Bunlara karşın Bahçeli’nin bu girişimdeki liderliği, Kürt
meselesi üzerinden ulusal ve uluslararası kamuoyuna çeşitli mesajlar verebilir.
Bu mesajlardan birincisi ulusal kamuoyuna verilecek mesajdır. Bahçeli,
bu süreci "devlet aklı" çerçevesinde bir "beka meselesi"
olarak çerçeveleyerek MHP tabanını ikna etmeye çalışabilir. İkincisi ise uluslararası
kamuoyuna verilecek mesajdır. Türkiye’nin Kürt meselesinde esneklik
gösterebileceğine dair bir mesaj, Batı ile ilişkilerde Türkiye’nin elini
güçlendirebilir.
Bahçeli bu süreçte belirleyici bir rol oynarsa, bunun birkaç
önemli sonuçları olacaktır. Bunlardan birincisi MHP’nin stratejik gücü ile ilgilidir. Bahçeli, Erdoğan
üzerindeki etkisini artırarak MHP’nin hem Cumhur İttifakı içindeki hem de
Türkiye siyasetindeki stratejik önemini pekiştirebilir. İkincisi Kürt sorununda
yeni bir eşik oluşturmakla
ilgilidir. Öcalan ve umut hakkı gibi konuların gündeme gelmesi,
Türkiye’nin Kürt meselesinde yeni bir paradigma oluşturabilir. Üçüncüsü ise Cumhur
İttifakı’nın Dönüşümü ile ilgilidir.
Böyle bir girişim, Erdoğan-Bahçeli paradigmasının sınırlarını yeniden
tanımlayabilir ve daha esnek bir yapı ortaya çıkarabilir.
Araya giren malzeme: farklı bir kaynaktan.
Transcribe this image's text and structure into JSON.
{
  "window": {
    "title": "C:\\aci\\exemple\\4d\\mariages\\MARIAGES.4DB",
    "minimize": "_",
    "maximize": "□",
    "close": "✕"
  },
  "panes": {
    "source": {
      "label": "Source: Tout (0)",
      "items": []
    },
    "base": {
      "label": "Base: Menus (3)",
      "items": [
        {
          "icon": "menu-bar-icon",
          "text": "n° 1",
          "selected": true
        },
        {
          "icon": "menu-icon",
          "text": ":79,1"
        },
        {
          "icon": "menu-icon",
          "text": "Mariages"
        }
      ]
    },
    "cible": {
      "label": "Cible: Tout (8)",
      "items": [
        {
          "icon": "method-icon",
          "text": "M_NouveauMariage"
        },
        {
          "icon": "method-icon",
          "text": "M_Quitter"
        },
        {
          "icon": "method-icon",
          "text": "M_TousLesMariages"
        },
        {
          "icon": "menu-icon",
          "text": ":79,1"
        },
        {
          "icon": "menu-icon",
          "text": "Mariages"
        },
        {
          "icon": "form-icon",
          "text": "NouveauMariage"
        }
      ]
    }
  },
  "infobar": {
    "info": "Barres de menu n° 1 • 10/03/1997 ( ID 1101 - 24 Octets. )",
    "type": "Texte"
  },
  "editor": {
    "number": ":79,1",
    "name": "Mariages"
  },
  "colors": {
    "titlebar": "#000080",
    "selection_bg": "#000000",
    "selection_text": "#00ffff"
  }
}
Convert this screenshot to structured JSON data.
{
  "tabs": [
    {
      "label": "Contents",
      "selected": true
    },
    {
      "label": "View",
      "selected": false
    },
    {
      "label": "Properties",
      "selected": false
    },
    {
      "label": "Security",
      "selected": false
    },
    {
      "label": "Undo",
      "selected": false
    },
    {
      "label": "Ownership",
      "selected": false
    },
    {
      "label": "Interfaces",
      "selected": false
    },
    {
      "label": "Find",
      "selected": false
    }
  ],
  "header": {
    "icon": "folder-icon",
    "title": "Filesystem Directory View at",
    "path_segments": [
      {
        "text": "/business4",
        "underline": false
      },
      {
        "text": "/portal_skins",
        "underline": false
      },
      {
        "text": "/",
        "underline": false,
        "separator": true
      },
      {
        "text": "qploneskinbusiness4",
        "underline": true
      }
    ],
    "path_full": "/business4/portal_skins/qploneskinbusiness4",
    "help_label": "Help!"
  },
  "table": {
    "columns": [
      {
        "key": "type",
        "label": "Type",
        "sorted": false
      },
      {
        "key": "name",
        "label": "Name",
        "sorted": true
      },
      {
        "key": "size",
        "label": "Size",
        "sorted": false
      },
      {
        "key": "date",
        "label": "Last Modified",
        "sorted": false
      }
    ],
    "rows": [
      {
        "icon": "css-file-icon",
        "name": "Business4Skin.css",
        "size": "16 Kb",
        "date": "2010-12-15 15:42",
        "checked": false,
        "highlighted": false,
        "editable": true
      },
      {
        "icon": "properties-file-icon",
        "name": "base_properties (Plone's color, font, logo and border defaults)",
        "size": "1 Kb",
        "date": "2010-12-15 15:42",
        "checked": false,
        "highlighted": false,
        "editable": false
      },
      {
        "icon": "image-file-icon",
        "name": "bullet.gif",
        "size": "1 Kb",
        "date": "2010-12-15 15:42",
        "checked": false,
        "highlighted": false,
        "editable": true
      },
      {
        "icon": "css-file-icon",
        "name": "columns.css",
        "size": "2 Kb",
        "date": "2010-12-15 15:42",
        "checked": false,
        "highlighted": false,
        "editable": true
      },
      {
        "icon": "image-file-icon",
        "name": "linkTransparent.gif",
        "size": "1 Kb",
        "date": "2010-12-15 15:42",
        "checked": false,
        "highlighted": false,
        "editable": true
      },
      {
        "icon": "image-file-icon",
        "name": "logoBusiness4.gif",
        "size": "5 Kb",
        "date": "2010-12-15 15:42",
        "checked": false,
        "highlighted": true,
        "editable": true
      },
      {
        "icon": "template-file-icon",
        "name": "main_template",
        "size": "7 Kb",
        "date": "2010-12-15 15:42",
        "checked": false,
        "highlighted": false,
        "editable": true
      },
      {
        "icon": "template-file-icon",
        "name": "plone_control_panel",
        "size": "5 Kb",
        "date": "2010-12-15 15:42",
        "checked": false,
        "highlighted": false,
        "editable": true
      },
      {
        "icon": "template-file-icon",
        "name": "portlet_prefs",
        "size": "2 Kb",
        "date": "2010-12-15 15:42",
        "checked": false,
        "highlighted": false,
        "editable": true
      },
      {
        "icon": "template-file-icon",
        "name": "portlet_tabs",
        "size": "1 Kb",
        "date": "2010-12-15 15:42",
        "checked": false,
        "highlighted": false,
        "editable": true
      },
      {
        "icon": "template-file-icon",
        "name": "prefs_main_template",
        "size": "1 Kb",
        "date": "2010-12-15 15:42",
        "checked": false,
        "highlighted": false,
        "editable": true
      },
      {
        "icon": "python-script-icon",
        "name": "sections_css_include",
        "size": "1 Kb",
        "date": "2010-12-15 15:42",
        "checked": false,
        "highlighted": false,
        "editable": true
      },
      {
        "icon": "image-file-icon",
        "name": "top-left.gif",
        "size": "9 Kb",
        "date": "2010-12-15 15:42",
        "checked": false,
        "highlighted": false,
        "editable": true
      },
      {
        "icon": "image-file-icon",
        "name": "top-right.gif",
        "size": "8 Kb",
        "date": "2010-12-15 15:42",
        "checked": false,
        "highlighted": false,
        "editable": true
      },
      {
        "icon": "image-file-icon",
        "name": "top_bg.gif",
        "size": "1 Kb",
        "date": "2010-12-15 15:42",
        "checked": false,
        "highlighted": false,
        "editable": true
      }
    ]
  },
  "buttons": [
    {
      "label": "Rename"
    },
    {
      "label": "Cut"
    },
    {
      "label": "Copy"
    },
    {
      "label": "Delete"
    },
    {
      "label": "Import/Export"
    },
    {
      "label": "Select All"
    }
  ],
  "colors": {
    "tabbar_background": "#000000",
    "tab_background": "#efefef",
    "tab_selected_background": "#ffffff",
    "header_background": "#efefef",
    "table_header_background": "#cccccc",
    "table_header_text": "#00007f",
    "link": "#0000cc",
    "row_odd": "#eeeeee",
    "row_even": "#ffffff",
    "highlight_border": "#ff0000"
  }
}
Bahçeli bu sürecin sonunda MHP’nin milliyetçi tabanını
koruyarak nasıl bir liderlik stratejisi geliştirebilir? Ve, bu süreç, Cumhur
İttifakı’nın geleceğini nasıl şekillendirir? Bahçeli önceki demeçlerinde DEM
Parti ve öncüllerini Türk düşmanı olarak itham ederek bu partinin Anayasa
Mahkemesi tarafından kapatılmasını istemiş ve bu isteği Anayasa mahkemesince
kabul edilmeyince Anayasa Mahkemesinin de kapatılması gerektiğini söylemişti. Bahçeli’nin
geçmişteki bu sert söylemleri, MHP’nin siyasal çizgisi ve milliyetçi duruşu
açısından tutarlıdır. Özellikle Kürt siyasal hareketinin temsilcisi olarak
görülen partilere yönelik bu tür açıklamalar, MHP’nin tabanını pekiştirmeyi ve
Cumhur İttifakı’nın güvenlikçi ve milliyetçi çerçevesini güçlendirmeyi
hedeflemiştir. Ancak böyle bir geçmiş bağlamında Bahçeli’nin şimdi DEM Parti’yi
çözüm süreçlerine dâhil eden bir yaklaşım sergilemesi, siyasal olarak önemli
çelişkiler ve sorular doğuracaktır.
Bahçeli’nin DEM Parti’yi daha önce "Türk düşmanı"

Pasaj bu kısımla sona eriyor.